Rechtsradikale verbreiten im Internet den Aufruf, am 1. August das Rütli zu stürmen. Die Zugangsbeschränkung durch die Rütlikommission stelle eine Provokation dar, heisst es. Die Extremisten drohen: «Niemand wird uns stoppen!» Falls es zu Ausschreitungen komme, trage die Kommission eine Mitschuld.

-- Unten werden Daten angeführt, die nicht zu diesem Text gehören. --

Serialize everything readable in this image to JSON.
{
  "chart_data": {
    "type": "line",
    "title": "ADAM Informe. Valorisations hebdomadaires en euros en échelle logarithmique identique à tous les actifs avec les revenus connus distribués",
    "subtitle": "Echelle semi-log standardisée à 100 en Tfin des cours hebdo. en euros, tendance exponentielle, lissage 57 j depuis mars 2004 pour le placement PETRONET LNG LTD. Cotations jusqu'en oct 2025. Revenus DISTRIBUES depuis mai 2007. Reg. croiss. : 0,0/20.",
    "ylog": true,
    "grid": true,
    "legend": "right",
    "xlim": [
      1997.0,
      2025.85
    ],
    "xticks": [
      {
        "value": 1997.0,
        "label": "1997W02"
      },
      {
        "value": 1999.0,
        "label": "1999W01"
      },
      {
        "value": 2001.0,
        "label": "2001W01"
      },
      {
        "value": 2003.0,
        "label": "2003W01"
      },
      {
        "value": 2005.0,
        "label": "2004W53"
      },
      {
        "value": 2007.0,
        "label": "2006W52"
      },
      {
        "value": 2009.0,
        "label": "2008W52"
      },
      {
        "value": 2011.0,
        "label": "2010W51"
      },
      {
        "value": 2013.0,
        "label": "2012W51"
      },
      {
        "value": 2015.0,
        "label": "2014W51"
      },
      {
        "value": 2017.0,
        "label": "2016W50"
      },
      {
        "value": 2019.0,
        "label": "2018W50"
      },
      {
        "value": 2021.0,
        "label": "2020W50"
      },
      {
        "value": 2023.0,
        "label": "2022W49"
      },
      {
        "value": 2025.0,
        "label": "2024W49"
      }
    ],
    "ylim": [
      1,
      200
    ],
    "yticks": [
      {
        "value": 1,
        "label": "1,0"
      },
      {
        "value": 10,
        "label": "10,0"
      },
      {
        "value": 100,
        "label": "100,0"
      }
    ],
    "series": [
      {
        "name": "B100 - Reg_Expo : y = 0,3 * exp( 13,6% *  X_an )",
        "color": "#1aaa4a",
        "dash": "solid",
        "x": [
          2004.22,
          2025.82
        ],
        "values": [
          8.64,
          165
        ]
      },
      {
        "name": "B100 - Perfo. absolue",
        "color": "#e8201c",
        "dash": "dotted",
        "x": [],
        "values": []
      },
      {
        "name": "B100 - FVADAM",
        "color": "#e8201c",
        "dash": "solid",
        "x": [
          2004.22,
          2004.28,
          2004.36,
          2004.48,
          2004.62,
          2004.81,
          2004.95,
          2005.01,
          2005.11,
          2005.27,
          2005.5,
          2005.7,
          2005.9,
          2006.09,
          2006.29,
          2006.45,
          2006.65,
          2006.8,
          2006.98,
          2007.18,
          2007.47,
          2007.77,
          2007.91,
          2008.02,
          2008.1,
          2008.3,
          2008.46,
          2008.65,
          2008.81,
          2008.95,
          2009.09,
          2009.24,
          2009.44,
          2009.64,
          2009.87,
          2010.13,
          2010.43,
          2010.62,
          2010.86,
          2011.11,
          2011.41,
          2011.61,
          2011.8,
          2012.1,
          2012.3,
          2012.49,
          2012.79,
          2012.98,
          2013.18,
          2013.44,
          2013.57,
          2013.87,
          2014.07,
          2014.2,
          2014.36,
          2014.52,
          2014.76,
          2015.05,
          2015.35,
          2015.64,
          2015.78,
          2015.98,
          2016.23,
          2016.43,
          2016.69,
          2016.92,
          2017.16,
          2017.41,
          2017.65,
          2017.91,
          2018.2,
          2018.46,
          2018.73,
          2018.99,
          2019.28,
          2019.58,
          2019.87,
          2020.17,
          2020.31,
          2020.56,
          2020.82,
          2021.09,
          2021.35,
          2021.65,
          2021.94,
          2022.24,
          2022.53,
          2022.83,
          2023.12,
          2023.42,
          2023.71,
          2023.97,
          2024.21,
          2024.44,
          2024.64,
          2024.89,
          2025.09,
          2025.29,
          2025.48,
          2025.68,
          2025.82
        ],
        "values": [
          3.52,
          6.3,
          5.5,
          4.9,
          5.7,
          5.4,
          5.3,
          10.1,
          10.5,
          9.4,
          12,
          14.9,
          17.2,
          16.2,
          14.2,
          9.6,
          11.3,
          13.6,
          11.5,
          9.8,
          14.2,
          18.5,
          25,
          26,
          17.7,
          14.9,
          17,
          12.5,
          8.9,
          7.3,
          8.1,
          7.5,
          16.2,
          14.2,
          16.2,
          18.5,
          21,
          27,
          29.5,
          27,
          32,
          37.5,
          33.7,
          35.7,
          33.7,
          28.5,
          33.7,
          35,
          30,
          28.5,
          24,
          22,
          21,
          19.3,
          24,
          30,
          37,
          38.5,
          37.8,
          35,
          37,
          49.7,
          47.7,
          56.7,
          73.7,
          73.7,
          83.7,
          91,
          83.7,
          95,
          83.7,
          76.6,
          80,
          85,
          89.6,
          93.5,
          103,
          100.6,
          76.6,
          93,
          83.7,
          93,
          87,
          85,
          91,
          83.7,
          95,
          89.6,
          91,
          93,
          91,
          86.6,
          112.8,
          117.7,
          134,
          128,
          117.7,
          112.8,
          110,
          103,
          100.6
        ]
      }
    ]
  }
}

Die Behörden nehmen die Aufrufe der Neonazis ernst: «Wir rechnen damit, dass sich einzelne Gruppen mit Gewalt den Zugang zum Rütli verschaffen wollen», sagt Gesamteinsatzleiter Beat Hensler, Kommandant der Kantonspolizei Luzern. Dies sei mit ein Grund, dass das Polizeiaufgebot grösser sei als bei allen früheren Rütlifeiern.

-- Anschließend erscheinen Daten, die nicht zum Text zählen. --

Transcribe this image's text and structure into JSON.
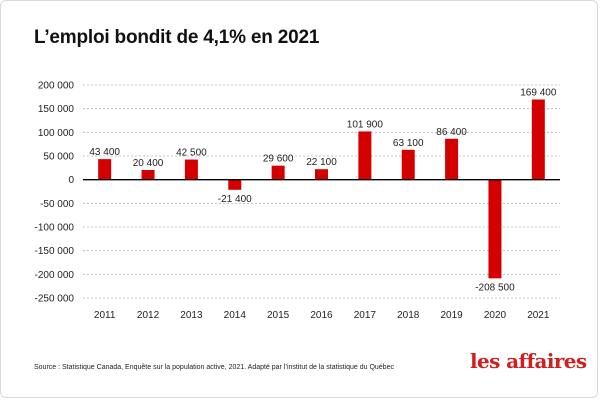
{
  "title": "L’emploi bondit de 4,1% en 2021",
  "source": "Source : Statistique Canada, Enquête sur la population active, 2021. Adapté par l’institut de la statistique du Québec",
  "logo": "les affaires",
  "colors": {
    "bar": "#d40000",
    "grid": "#b5b5b5",
    "zero_line": "#000000",
    "text": "#222222",
    "logo": "#d11f1f"
  },
  "chart_data": {
    "type": "bar",
    "title": "L’emploi bondit de 4,1% en 2021",
    "xlabel": "",
    "ylabel": "",
    "categories": [
      "2011",
      "2012",
      "2013",
      "2014",
      "2015",
      "2016",
      "2017",
      "2018",
      "2019",
      "2020",
      "2021"
    ],
    "values": [
      43400,
      20400,
      42500,
      -21400,
      29600,
      22100,
      101900,
      63100,
      86400,
      -208500,
      169400
    ],
    "value_labels": [
      "43 400",
      "20 400",
      "42 500",
      "-21 400",
      "29 600",
      "22 100",
      "101 900",
      "63 100",
      "86 400",
      "-208 500",
      "169 400"
    ],
    "ylim": [
      -250000,
      200000
    ],
    "yticks": [
      200000,
      150000,
      100000,
      50000,
      0,
      -50000,
      -100000,
      -150000,
      -200000,
      -250000
    ],
    "ytick_labels": [
      "200 000",
      "150 000",
      "100 000",
      "50 000",
      "0",
      "-50 000",
      "-100 000",
      "-150 000",
      "-200 000",
      "-250 000"
    ],
    "grid": "horizontal dashed",
    "legend": "none"
  }
}
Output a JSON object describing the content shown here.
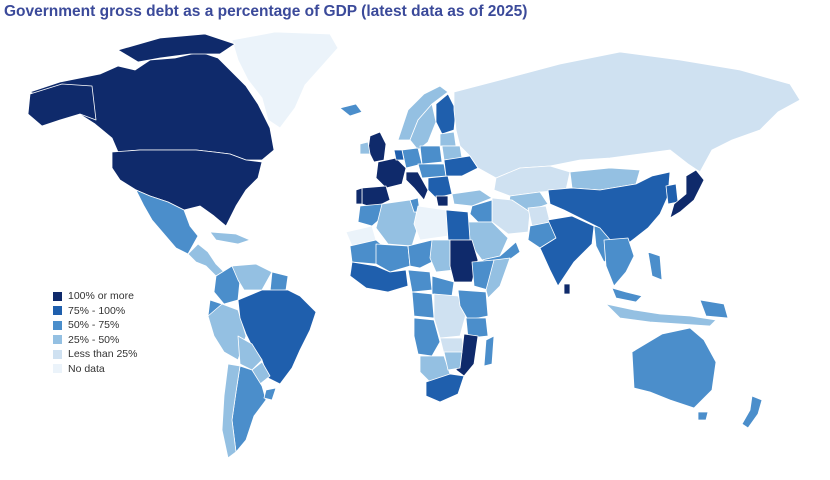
{
  "title": "Government gross debt as a percentage of GDP (latest data as of 2025)",
  "colors": {
    "over_100": "#0f2a6b",
    "75_100": "#1f5fad",
    "50_75": "#4b8ecb",
    "25_50": "#94c0e2",
    "under_25": "#cfe1f1",
    "no_data": "#ebf3fa"
  },
  "legend": [
    {
      "label": "100% or more",
      "color": "#0f2a6b"
    },
    {
      "label": "75% - 100%",
      "color": "#1f5fad"
    },
    {
      "label": "50% - 75%",
      "color": "#4b8ecb"
    },
    {
      "label": "25% - 50%",
      "color": "#94c0e2"
    },
    {
      "label": "Less than 25%",
      "color": "#cfe1f1"
    },
    {
      "label": "No data",
      "color": "#ebf3fa"
    }
  ]
}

Armeehelikopter kommt für Luftüberwachung zum Einsatz

In Brunnen SZ, dem Ausgangsort für die Fahrt zum Rütli, will die Polizei westlich des Dorfes einen provisorischen Steg einrichten. Dieser bleibt der einzige See-Zugang zum Rütli, Besucher werden genau kontrolliert.

Gleichzeitig muss die Polizei die Zugänge zur Rütliwiese auf dem Landweg abriegeln. Die Armee wurde um Hilfe für die Luftüberwachung angefragt. Das VBS genehmigte ein Gesuch des Kantons Schwyz bereits teilweise. Sicher ist, dass ein Armeehelikopter zum Einsatz kommt.

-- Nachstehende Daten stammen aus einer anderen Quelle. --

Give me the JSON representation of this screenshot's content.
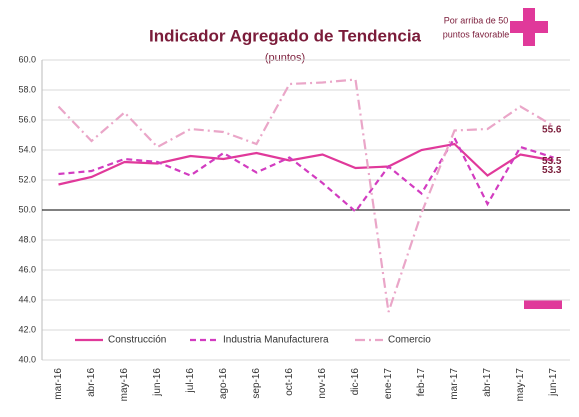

Aufgeheizt wird die Stimmung durch den angekündigten Festredner Markus Rauh, Ex-Verwaltungsratspräsident der Swisscom. Er ist ein prononcierter Gegner des neuen Asyl- und Ausländergesetzes. SVP-Vertreter monieren, Rauhs Auftritt sei für viele Leute eine Provokation; sie befürchten, er könnte den Auftritt nutzen, um Stimmung gegen das geplante Gesetz zu machen.

Letztes Jahr hatte ein brauner Mob Bundespräsident Samuel Schmid bei seiner Rede auf dem Rütli ausgebuht. Damit die offizielle Feier nicht mehr gestört wird, gibt die Rütlikommission dieses Jahr Gratistickets nur gegen Angabe der Identität ab. Die Polizei erhält eine Liste der Ticketinhaber und will einschlägig bekannte Rechtsextreme abweisen.